William Fraser

At Passchendaele, the realities of trench warfare and constant artillery bombardments made road infrastructure for stretcher-bearers non-existent.


Two years prior to the Great War, William Fraser and his family moved from Edinburgh, Scotland with dreams to establish a country farmstead outside Kootenay Bay, British Columbia. While he was worried about leaving his ailing father, who had recently suffered a stroke, Fraser enlisted with the 9th Field Ambulance, Canadian Medical Corp, in 1916 and departed for England.

Until the end of the war, Fraser conducted evacuations of the injured from the frontlines to first-aid stations. The duty often required him to advance ahead of the Canadian vanguard to retrieve the savable —his life was in constant danger. At Passchendaele, the realities of trench warfare and constant artillery bombardments made road infrastructure for stretcher-bearers non-existent. “We carried cases from R.A.P.’s [Regimental Aid Posts] to the A.D.S.’s [Advanced Dressing Stations] along these narrow duckboards with little hope of surviving if we slipped off into the deep mud,” he wrote in his memoirs.

Fraser participated in the Canadian assault that captured Vimy Ridge —the imagery of the national event was not lost on the twenty year old. “As we moved over the summit, shrapnel was bursting overhead,” wrote Fraser. “One piece, which I still posses, penetrated the sleeve of my tunic.” He vividly recalled in his diary looking up to the sky, while on guard duty near Vimy in Neuville Saint Vaast, to see an iconic Great War scene. “I saw the red planes of Baron Von Richtoven’s squadron dive out from a cloud, bring one of our slow planes down in flames and attack our line of observation balloons.”

On Armistice Day, Frazer was with the Canadian offensive in Mons.
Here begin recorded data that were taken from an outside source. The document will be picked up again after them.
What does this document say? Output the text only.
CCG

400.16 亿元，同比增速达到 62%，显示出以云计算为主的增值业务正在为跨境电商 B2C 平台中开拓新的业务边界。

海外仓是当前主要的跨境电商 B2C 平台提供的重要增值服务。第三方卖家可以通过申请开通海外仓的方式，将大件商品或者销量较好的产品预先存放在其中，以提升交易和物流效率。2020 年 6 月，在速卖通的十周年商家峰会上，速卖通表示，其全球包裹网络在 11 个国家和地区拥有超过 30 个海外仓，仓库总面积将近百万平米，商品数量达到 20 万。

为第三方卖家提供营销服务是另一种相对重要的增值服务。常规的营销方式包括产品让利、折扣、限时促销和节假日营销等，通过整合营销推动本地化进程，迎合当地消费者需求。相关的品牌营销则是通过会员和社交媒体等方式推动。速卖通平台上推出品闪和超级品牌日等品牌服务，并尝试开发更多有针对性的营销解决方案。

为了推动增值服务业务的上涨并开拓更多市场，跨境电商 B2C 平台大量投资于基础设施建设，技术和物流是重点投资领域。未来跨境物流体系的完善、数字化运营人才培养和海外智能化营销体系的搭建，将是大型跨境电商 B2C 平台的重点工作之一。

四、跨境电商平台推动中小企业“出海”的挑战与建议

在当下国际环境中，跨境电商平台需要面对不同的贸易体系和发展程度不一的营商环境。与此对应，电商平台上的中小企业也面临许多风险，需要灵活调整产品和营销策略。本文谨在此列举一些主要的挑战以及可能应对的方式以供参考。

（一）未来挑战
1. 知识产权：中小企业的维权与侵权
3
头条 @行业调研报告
He continued his duties helping the injured as Allied forces rebuilt infrastructure and prepared final withdrawals in the aftermath of victory.

Returning home, Fraser was demobilized in Montreal early 1919, and made his way back to the farm in Kootenay Bay. His father passed away while his was overseas, and he took over operation of the business. He met and married a local schoolteacher, June, in 1920. Fraser participated in the dedication of the Vimy Memorial in 1936. In 1998, at his retirement home, the Mons City Council presented him with the Freedom of the City of Mons award. Fraser passed away in 1999 at the age of 101.